Делатель песен

Тимур Шаов

С Тимуром Шаовым я познакомился давно, в его первый приезд в Монреаль. Потом было еще несколько встреч. И вот с новой программой Тимур (с музыкантами) снова приезжает в наш город. Я с удовольствием поговорил с бардом-интеллектуалом (так его иногда характеризуют) за 3 недели до приезда.

Лев Шиф: Ты все время колесишь по миру. Где прошли последние гастроли?

Тимур Шаов: Только что вернулся из поездки по Германии, Франции. Публика хорошая, было 12 концертов.

Л.Ш.: Можешь вспомнить, когда ты впервые побывал в Монреале?

Т.Ш.: Когда же это было? Помню, был какой-то очень интересный зал с элементами барокко…

Л.Ш.: Лет 15 назад (если точно, в 2004 году – Л.Ш.).

Т.Ш.: Наверное.

Л.Ш.: И как ты изменился за эти 15 лет?

Т.Ш.: Сказать, что именно во мне изменилось за этот огромный срок, сложно. Со стороны это виднее. Семья у меня расширилась. Появилась еще одна дочка: третий ребенок, а дочка вторая. Я из Дубны перебрался в Москву, живу на Красной Пресне. Наверное, и какие-то внутренние изменения произошли.

Л.Ш.: Почему ты решил из Дубны перебраться в Москву? Дубна раньше была интеллектуальным центром.

Т.Ш.: Это было раньше. Там был Объединенный институт ядерных исследований — ОИЯИ. Туда Галич приезжал. Там был Дом ученых, который привечал артистов. Это были гнезда свободомыслия. Сейчас времена изменились. Там остался институт, но в Дом ученых попробуй попади. Нынешний его директор меня знать не знает, а раньше меня там были рады видеть. Вот тебе и интеллектуальный центр. В Дубне по-прежнему много замечательных людей. Но я переехал, потому что Москва – столица. Все делается в ней: и концерты, и записи.

Л.Ш.: Теперь если кто-то из Дубны хочет тебя послушать, он должен приезжать в Москву?

Т.Ш.: Мы иногда делаем концерты в Дубне, раз в 2-3 года.

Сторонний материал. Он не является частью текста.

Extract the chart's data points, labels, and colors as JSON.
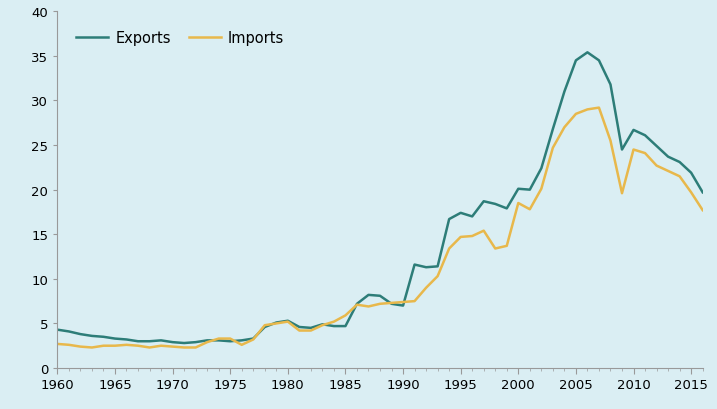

Л.Ш.: Но не в Доме ученых?

Т.Ш.: Нет, туда нас не пустят.

Л.Ш.: Почему? А кого туда пускают?

Т.Ш.: Не могу сказать, не смотрел афишу.

Л.Ш.: Народ в стране сильно меняется?

Т.Ш.: Конечно.

Л.Ш.: У нас в Монреале, по итогом голосования (опубликованы в МВ №12(943) от 23 марта – Л.Ш.) «главного кандидата» любят больше, чем в России – 79,3%.

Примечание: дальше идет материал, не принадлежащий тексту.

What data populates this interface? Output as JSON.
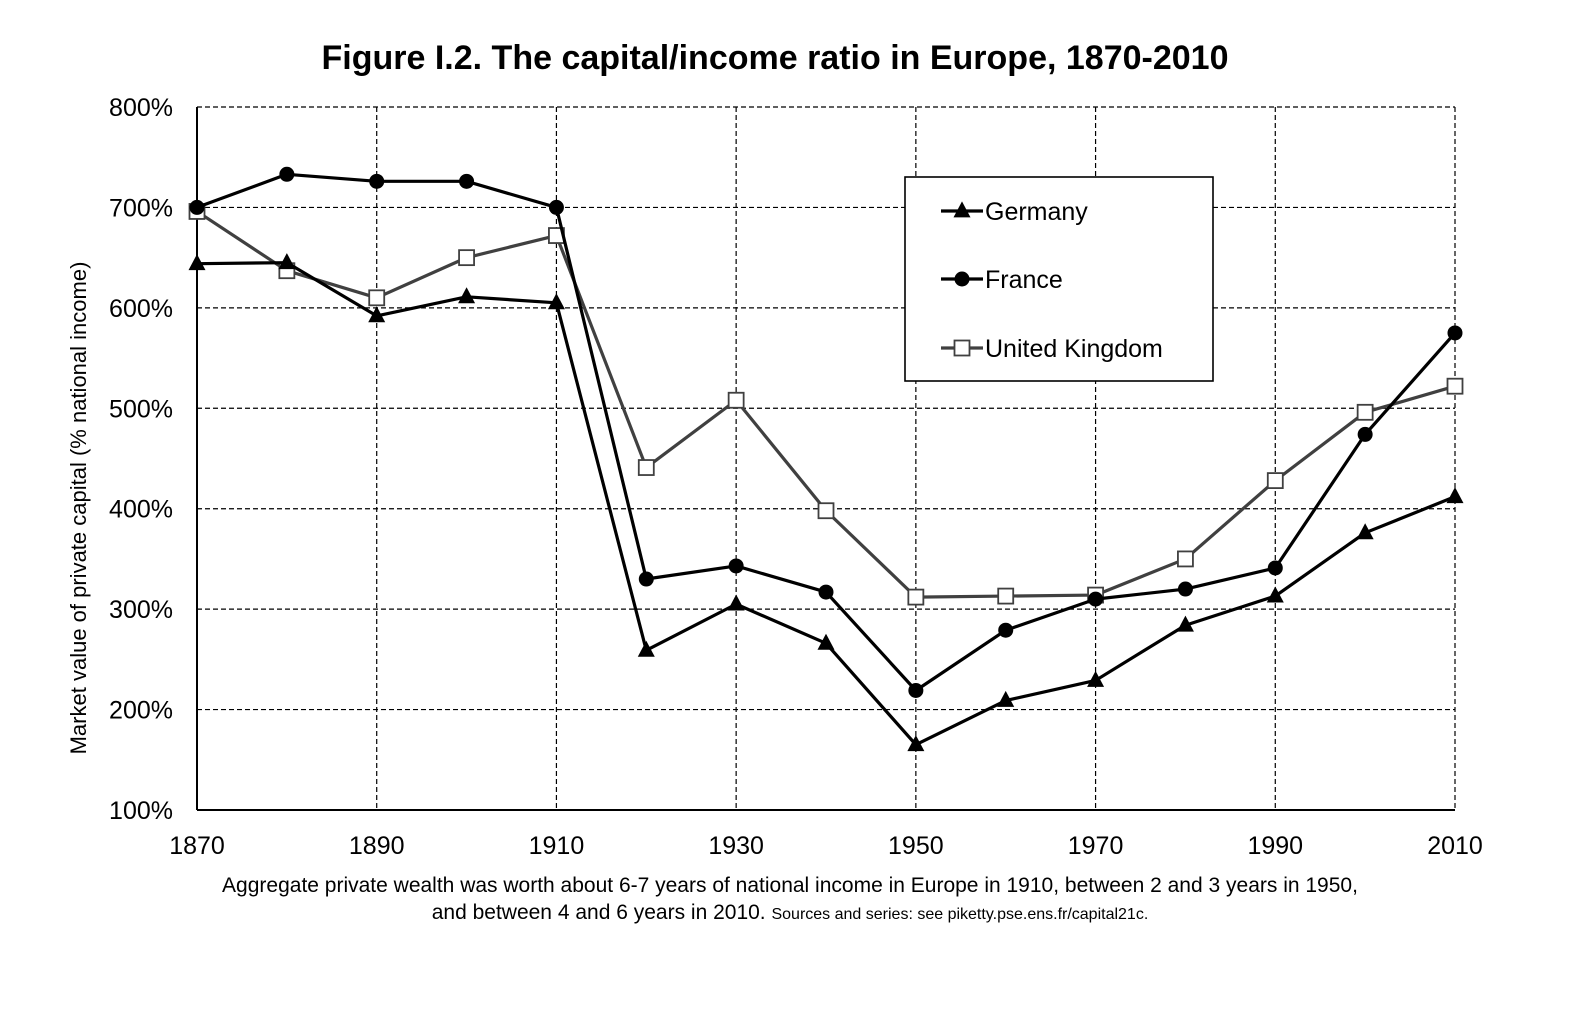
{
  "chart_data": {
    "type": "line",
    "title": "Figure I.2. The capital/income ratio in Europe, 1870-2010",
    "xlabel": "",
    "ylabel": "Market value of private capital (% national income)",
    "x": [
      1870,
      1880,
      1890,
      1900,
      1910,
      1920,
      1930,
      1940,
      1950,
      1960,
      1970,
      1980,
      1990,
      2000,
      2010
    ],
    "xlim": [
      1870,
      2010
    ],
    "ylim": [
      100,
      800
    ],
    "x_ticks": [
      1870,
      1890,
      1910,
      1930,
      1950,
      1970,
      1990,
      2010
    ],
    "x_tick_labels": [
      "1870",
      "1890",
      "1910",
      "1930",
      "1950",
      "1970",
      "1990",
      "2010"
    ],
    "y_ticks": [
      100,
      200,
      300,
      400,
      500,
      600,
      700,
      800
    ],
    "y_tick_labels": [
      "100%",
      "200%",
      "300%",
      "400%",
      "500%",
      "600%",
      "700%",
      "800%"
    ],
    "grid": true,
    "legend_position": "top-right",
    "series": [
      {
        "name": "Germany",
        "marker": "triangle",
        "color": "#000000",
        "values": [
          644,
          645,
          592,
          611,
          605,
          259,
          305,
          266,
          165,
          209,
          229,
          284,
          313,
          376,
          412
        ]
      },
      {
        "name": "France",
        "marker": "circle",
        "color": "#000000",
        "values": [
          700,
          733,
          726,
          726,
          700,
          330,
          343,
          317,
          219,
          279,
          310,
          320,
          341,
          474,
          575
        ]
      },
      {
        "name": "United Kingdom",
        "marker": "square",
        "color": "#404040",
        "values": [
          696,
          637,
          610,
          650,
          672,
          441,
          508,
          398,
          312,
          313,
          314,
          350,
          428,
          496,
          522
        ]
      }
    ]
  },
  "caption": {
    "main": "Aggregate private wealth was worth about 6-7 years of national income in Europe in 1910, between 2 and 3 years in 1950, and between 4 and 6 years in 2010.",
    "sources": "Sources and series: see piketty.pse.ens.fr/capital21c."
  }
}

Т.Ш.: Вполне может быть. Из Канады удобно любить его, к тому же это ни к чему не обязывает и никак не повлияет на вашу жизнь. Они же, бедные, смотрят там (т.е. в Канаде – Л.Ш.) наше телевидение, другого же нету… А это невероятная машина.

Л.Ш.: Как за это время поменялась твоя аудитория?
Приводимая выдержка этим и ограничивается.